Design
We don’t want to specify any harsh requirements that would prevent students creating a variety of projects.
However, we do need to give some recommendations for designing projects, so that future students can still understand and maintain the projects.
It is also worth noting that due to the requirement of hosting things for free, you will want to read the hosting page as this limits what you can do signficantly.
Please make sure to follow the coding guidelines as well for any programming.
KISS
Keep it simple stupid!
If it doesn’t require a feature, don’t add it.
If it doesn’t require being written in a fancy programming language, don’t use that.
If it doesn’t require data collection, don’t collect people’s data!
Existing Systems
If a system exists, please try to use it unless its completely impractical.
This is because students don’t have much time and don’t want to be managing a completely new system. However please use open source projects (closed source nearly always comes with a cost, either data collection or money both of which we cannot afford)
Note: I’m mostly referring to libraries. I think its quite fun to write simple projects like a link shortener for yourself.
Licensing
Please see our license policy for information on how our projects are licensed.
In general, new projects should be licensed under Apache-2.0 WITH LLVM-Exception,
contributors must agree to the Developers Certificate of Origin (DCO),
and any contributions must not violate the University of Bath’s Intellectual Property policy.
Keep it general
Always try to keep the structure of the project general, so that it can be repurposed easily. Don’t take it too far though---there’s a balance.
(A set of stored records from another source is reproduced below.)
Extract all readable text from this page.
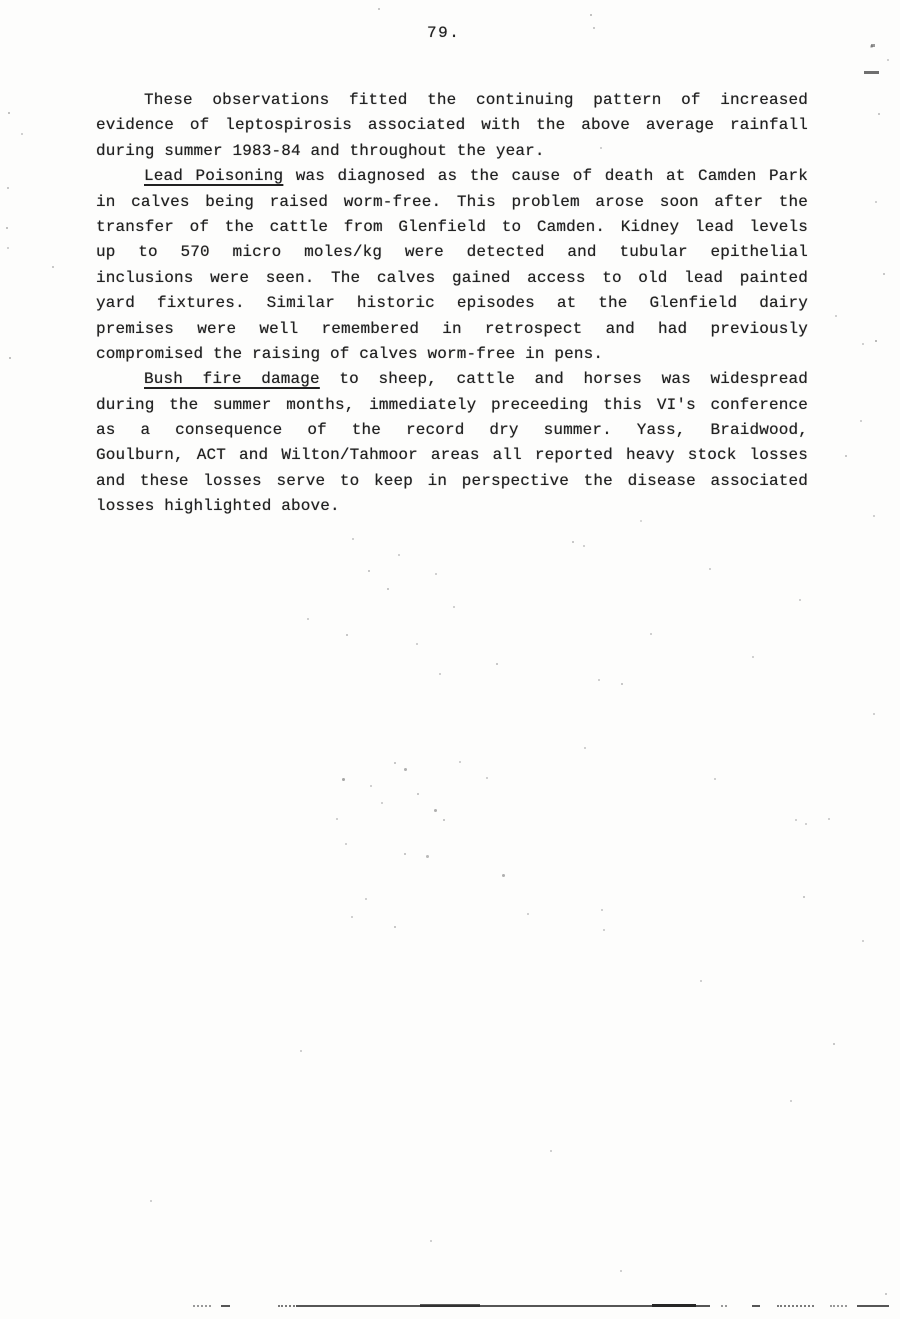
79.
These observations fitted the continuing pattern of increased
evidence of leptospirosis associated with the above average rainfall
during summer 1983-84 and throughout the year.
Lead Poisoning was diagnosed as the cause of death at Camden Park
in calves being raised worm-free. This problem arose soon after the
transfer of the cattle from Glenfield to Camden. Kidney lead levels
up to 570 micro moles/kg were detected and tubular epithelial
inclusions were seen. The calves gained access to old lead painted
yard fixtures. Similar historic episodes at the Glenfield dairy
premises were well remembered in retrospect and had previously
compromised the raising of calves worm-free in pens.
Bush fire damage to sheep, cattle and horses was widespread
during the summer months, immediately preceeding this VI's conference
as a consequence of the record dry summer. Yass, Braidwood,
Goulburn, ACT and Wilton/Tahmoor areas all reported heavy stock losses
and these losses serve to keep in perspective the disease associated
losses highlighted above.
Generalisation normally leads to cleaner code and better maintainability.
Modules
Modules are your friend, different languages implement them differently and have different ideas about how they should be organised (e.g. Go vs Rust).
We don’t really have opinions, as you should use the style which fits the programming language you are using. If you don’t like that style, don’t write a project in that language (for maintainers, I’m sorry but deal with it).
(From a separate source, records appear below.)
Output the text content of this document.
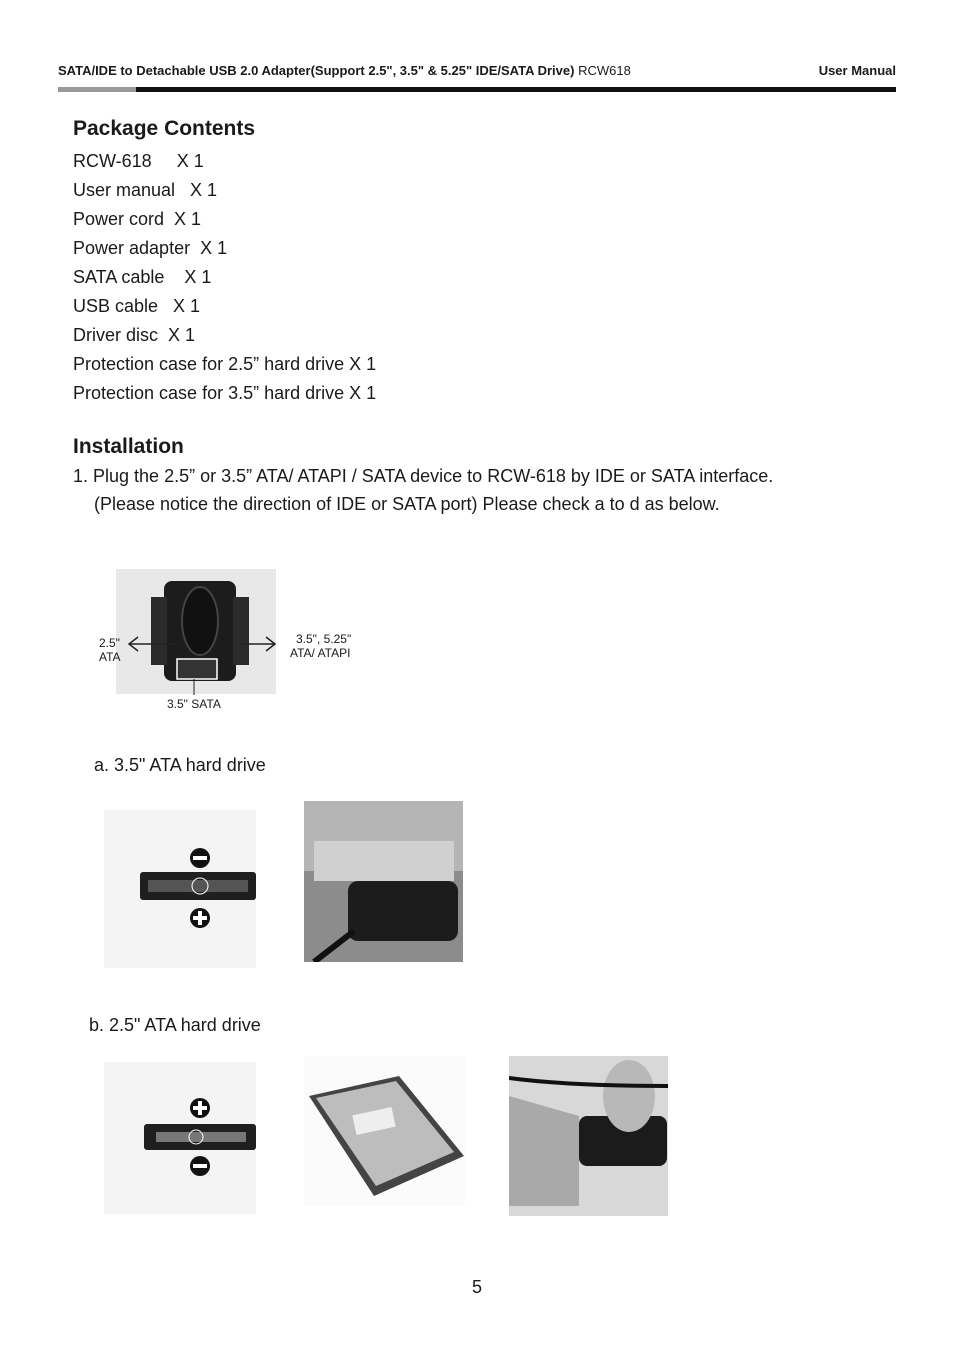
SATA/IDE to Detachable USB 2.0 Adapter(Support 2.5", 3.5" & 5.25" IDE/SATA Drive) RCW618	User Manual
Package Contents
RCW-618     X 1
User manual   X 1
Power cord  X 1
Power adapter  X 1
SATA cable    X 1
USB cable   X 1
Driver disc  X 1
Protection case for 2.5” hard drive X 1
Protection case for 3.5” hard drive X 1
Installation
1. Plug the 2.5” or 3.5” ATA/ ATAPI / SATA device to RCW-618 by IDE or SATA interface.
(Please notice the direction of IDE or SATA port) Please check a to d as below.
2.5"
ATA
3.5", 5.25"
ATA/ ATAPI
3.5" SATA
a. 3.5" ATA hard drive
b. 2.5" ATA hard drive
5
If you try to go against the style of the programming language, you will find more barriers and have to implement hacky workarounds which will lead to unreadable, confusing and buggy code.
Data storage
Due to limitations with the fact we will never get any funding, we must create projects which only relies on database storage (which we can host for free, see the database page).
Docker
For easy hosting for free, we require projects which need hosting to be
dockerised (meaning they have a Dockerfile).
These Docker containers cannot interact with the host system at all.
Websites
If all pages can be written in markdown, then use a static site generator.
If a website is dynamic it should always be designed with a backend and frontend to help with code security, which also helps with a website feeling “modern”.
Any data input should be validated on the backend.